Angina occurs when a particular portion of the heart muscle with blood is not delivered necessary quantity of oxygen, which leads to damage or necrosis of the weakening area. Although anginas usually develop suddenly, heart damage may develop gradually over several years.
Causes of anginas
Most anginas are caused by blockage or spasm of the coronary arteries (blood vessels that supply the heart). Typically occluded artery atherosclerosis when fat metabolites accumulate on the inner wall of arteries and form plaque. Anginas can also be the result of a blood clot stuck in narrow coronary arteries. Most clots formed where an artery is narrowed by atherosclerotic plaque.
The feeling of pressure and burning pain in the chest, sometimes accompanied by sweating, nausea or vomiting. The pain extends from the chest to the lower jaw, giving the abdomen, left hand and left shoulder. There may be a feeling of tightness in the chest. Breathing becomes sparse, with intervals of more than two seconds.
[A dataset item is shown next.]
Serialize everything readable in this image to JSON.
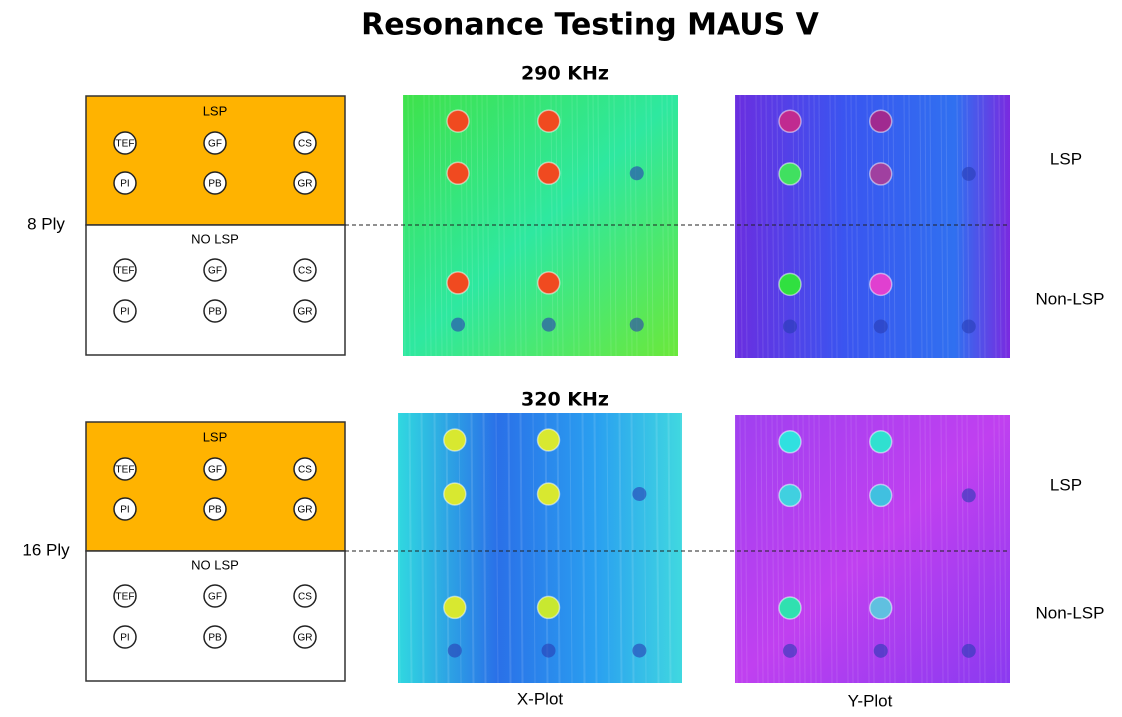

Arrhythmias, such as ventricular tachycardia, ventricular fibrillation, atrial-ventricular block. Congestive heart failure (a condition in which the heart pump function inefficiency leads to accumulation of fluid in the lungs). Cardiogenic shock (a form of shock that occurs secondary to the decrease in the pumping function of the heart). Widespread, extensive myocardial infarction (increase in the affected tissue of the heart). Pericarditis (inflammation of the pericardium, a two-layer of connective tissue sac that covers and protects the heart). Pulmonary embolism (PE). Complications associated with treatment (eg, thrombolytic therapy increases the risk of bleeding during treatment).
What you can do?
Put the antianginal agent under the tongue, as you instructed to do so by your doctor. Eyewitness severe angina should call an ambulance or transport the patient to the nearest hospital.
What can a doctor?
Angina doctor may hospitalize the patient for examination and intensive care. Conduct electrocardiogram (ECG), to assess the levels of various substances in the blood to confirm the diagnosis. Assign a strong painkillers and appropriate medication. Assign additional oxygen therapy. If the patient is taken to the hospital no later than six hours after the attack, the doctor may prescribe thrombolytics to dissolve a blood clot in the arteries. early treatment in case of complications. Refer the patient to a specialist for angioplasty (dilating the narrowed artery with a tiny balloon) or aorto-coronary bypass surgery (surgery in which the blood supply to create a shortcut of the heart). Refer the patient to a rehabilitation center. Assign antianginal or other means for independent reception at home.
Prevention of angina
Quit smoking. Take action to lower blood pressure, lower elevated cholesterol level in blood. Strive to maintain a healthy weight, do not pass up the daily physical activity.